I came to believe that network executives had no more insight about the business than I did. They just acted like it. Mr. Del Vecchio’s book has confirmed my suspicions.
He points out that many Hollywood executives are green-lighting film scripts based on absolutely no market research whatsoever. No other business would tolerate such hubris when tens of millions of investors’ dollars are at stake.
Mr. Del Vecchio, who is in the business of audience research, says many Hollywood executives don’t want audience opinions to get in the way of their “creative vision.”
Instead they often gravitate to big stars who are pushing their small, award-driven projects and unproven independent films, which have been anointed by industry royalty at film festivals. Deals are struck without any idea if mainstream audiences will be interested.

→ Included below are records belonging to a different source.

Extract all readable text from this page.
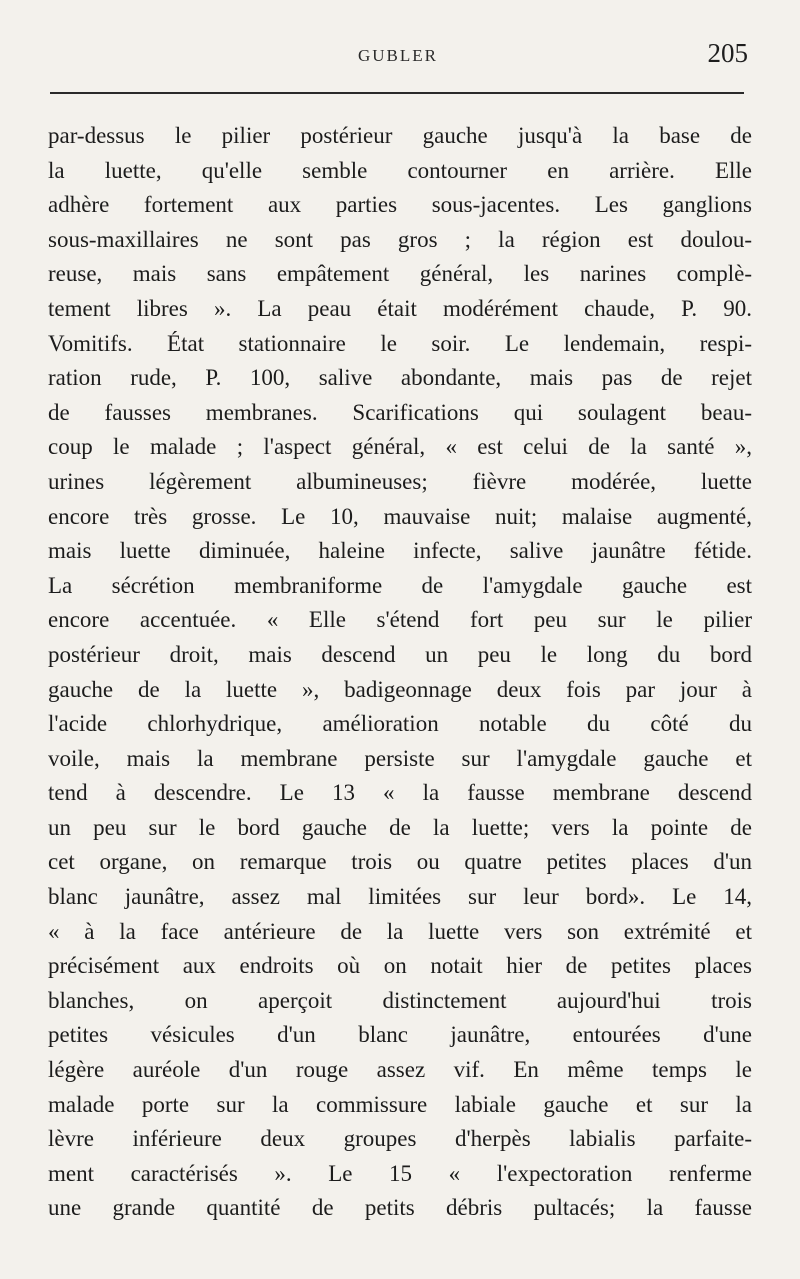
GUBLER	205
par-dessus le pilier postérieur gauche jusqu'à la base de
la luette, qu'elle semble contourner en arrière. Elle
adhère fortement aux parties sous-jacentes. Les ganglions
sous-maxillaires ne sont pas gros ; la région est doulou-
reuse, mais sans empâtement général, les narines complè-
tement libres ». La peau était modérément chaude, P. 90.
Vomitifs. État stationnaire le soir. Le lendemain, respi-
ration rude, P. 100, salive abondante, mais pas de rejet
de fausses membranes. Scarifications qui soulagent beau-
coup le malade ; l'aspect général, « est celui de la santé »,
urines légèrement albumineuses; fièvre modérée, luette
encore très grosse. Le 10, mauvaise nuit; malaise augmenté,
mais luette diminuée, haleine infecte, salive jaunâtre fétide.
La sécrétion membraniforme de l'amygdale gauche est
encore accentuée. « Elle s'étend fort peu sur le pilier
postérieur droit, mais descend un peu le long du bord
gauche de la luette », badigeonnage deux fois par jour à
l'acide chlorhydrique, amélioration notable du côté du
voile, mais la membrane persiste sur l'amygdale gauche et
tend à descendre. Le 13 « la fausse membrane descend
un peu sur le bord gauche de la luette; vers la pointe de
cet organe, on remarque trois ou quatre petites places d'un
blanc jaunâtre, assez mal limitées sur leur bord». Le 14,
« à la face antérieure de la luette vers son extrémité et
précisément aux endroits où on notait hier de petites places
blanches, on aperçoit distinctement aujourd'hui trois
petites vésicules d'un blanc jaunâtre, entourées d'une
légère auréole d'un rouge assez vif. En même temps le
malade porte sur la commissure labiale gauche et sur la
lèvre inférieure deux groupes d'herpès labialis parfaite-
ment caractérisés ». Le 15 « l'expectoration renferme
une grande quantité de petits débris pultacés; la fausse
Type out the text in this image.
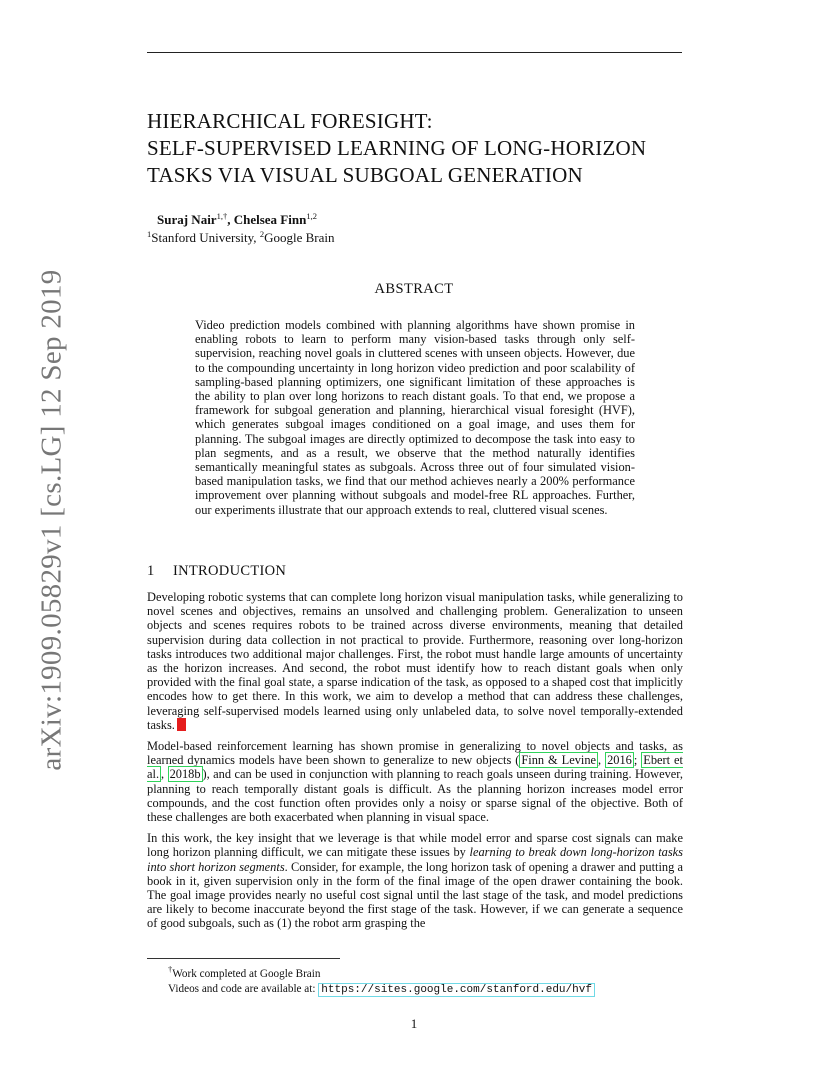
arXiv:1909.05829v1 [cs.LG] 12 Sep 2019
HIERARCHICAL FORESIGHT:
SELF-SUPERVISED LEARNING OF LONG-HORIZON
TASKS VIA VISUAL SUBGOAL GENERATION
Suraj Nair$^{1,\dagger}$, Chelsea Finn$^{1,2}$
$^1$Stanford University, $^2$Google Brain
ABSTRACT
Video prediction models combined with planning algorithms have shown promise in enabling robots to learn to perform many vision-based tasks through only self-supervision, reaching novel goals in cluttered scenes with unseen objects. However, due to the compounding uncertainty in long horizon video prediction and poor scalability of sampling-based planning optimizers, one significant limitation of these approaches is the ability to plan over long horizons to reach distant goals. To that end, we propose a framework for subgoal generation and planning, hierarchical visual foresight (HVF), which generates subgoal images conditioned on a goal image, and uses them for planning. The subgoal images are directly optimized to decompose the task into easy to plan segments, and as a result, we observe that the method naturally identifies semantically meaningful states as subgoals. Across three out of four simulated vision-based manipulation tasks, we find that our method achieves nearly a 200% performance improvement over planning without subgoals and model-free RL approaches. Further, our experiments illustrate that our approach extends to real, cluttered visual scenes.
1 INTRODUCTION

Developing robotic systems that can complete long horizon visual manipulation tasks, while generalizing to novel scenes and objectives, remains an unsolved and challenging problem. Generalization to unseen objects and scenes requires robots to be trained across diverse environments, meaning that detailed supervision during data collection in not practical to provide. Furthermore, reasoning over long-horizon tasks introduces two additional major challenges. First, the robot must handle large amounts of uncertainty as the horizon increases. And second, the robot must identify how to reach distant goals when only provided with the final goal state, a sparse indication of the task, as opposed to a shaped cost that implicitly encodes how to get there. In this work, we aim to develop a method that can address these challenges, leveraging self-supervised models learned using only unlabeled data, to solve novel temporally-extended tasks.

Model-based reinforcement learning has shown promise in generalizing to novel objects and tasks, as learned dynamics models have been shown to generalize to new objects ( Finn & Levine , 2016 ; Ebert et al. , 2018b ), and can be used in conjunction with planning to reach goals unseen during training. However, planning to reach temporally distant goals is difficult. As the planning horizon increases model error compounds, and the cost function often provides only a noisy or sparse signal of the objective. Both of these challenges are both exacerbated when planning in visual space.

In this work, the key insight that we leverage is that while model error and sparse cost signals can make long horizon planning difficult, we can mitigate these issues by learning to break down long-horizon tasks into short horizon segments. Consider, for example, the long horizon task of opening a drawer and putting a book in it, given supervision only in the form of the final image of the open drawer containing the book. The goal image provides nearly no useful cost signal until the last stage of the task, and model predictions are likely to become inaccurate beyond the first stage of the task. However, if we can generate a sequence of good subgoals, such as (1) the robot arm grasping the

†Work completed at Google Brain
Videos and code are available at: https://sites.google.com/stanford.edu/hvf
1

Much of the time the audience research isn’t even conducted until the expensive projects have been nearly completed. If the films test poorly, which happens with some frequency, then good money is thrown after bad, as research dollars are used primarily to come up with ways to market bad films.
The budget to produce and promote Martin Scorsese’s “Hugo” was huge. It has garnered 11 Oscar nominations, more than any other film, but it’s a box-office loser.
It’s estimated the film cost as much as $170 million to produce. With marketing costs, it could be as expensive as $200 million. So far its worldwide box office receipts total $114 million, according to Box Office Mojo. The studio’s take will be about half.
Of course, Mr. Scorsese is a celebrity director. Critics and Academy voters loved his film. But the audience was able to see something voters couldn’t: Mr. Scorsese directed a film that didn’t have mass appeal. It’s a good bet viewers might have had the same take had they been consulted before “Hugo” was shot.
Another flop last year was “The Rum Diary,” which was produced by one of Hollywood’s biggest stars, Johnny Depp. Mr. Depp’s ode to his friend, journalist Hunter S. Thompson, was shot, says Box Office Mojo, on a budget of $45 million and grossed $24 million.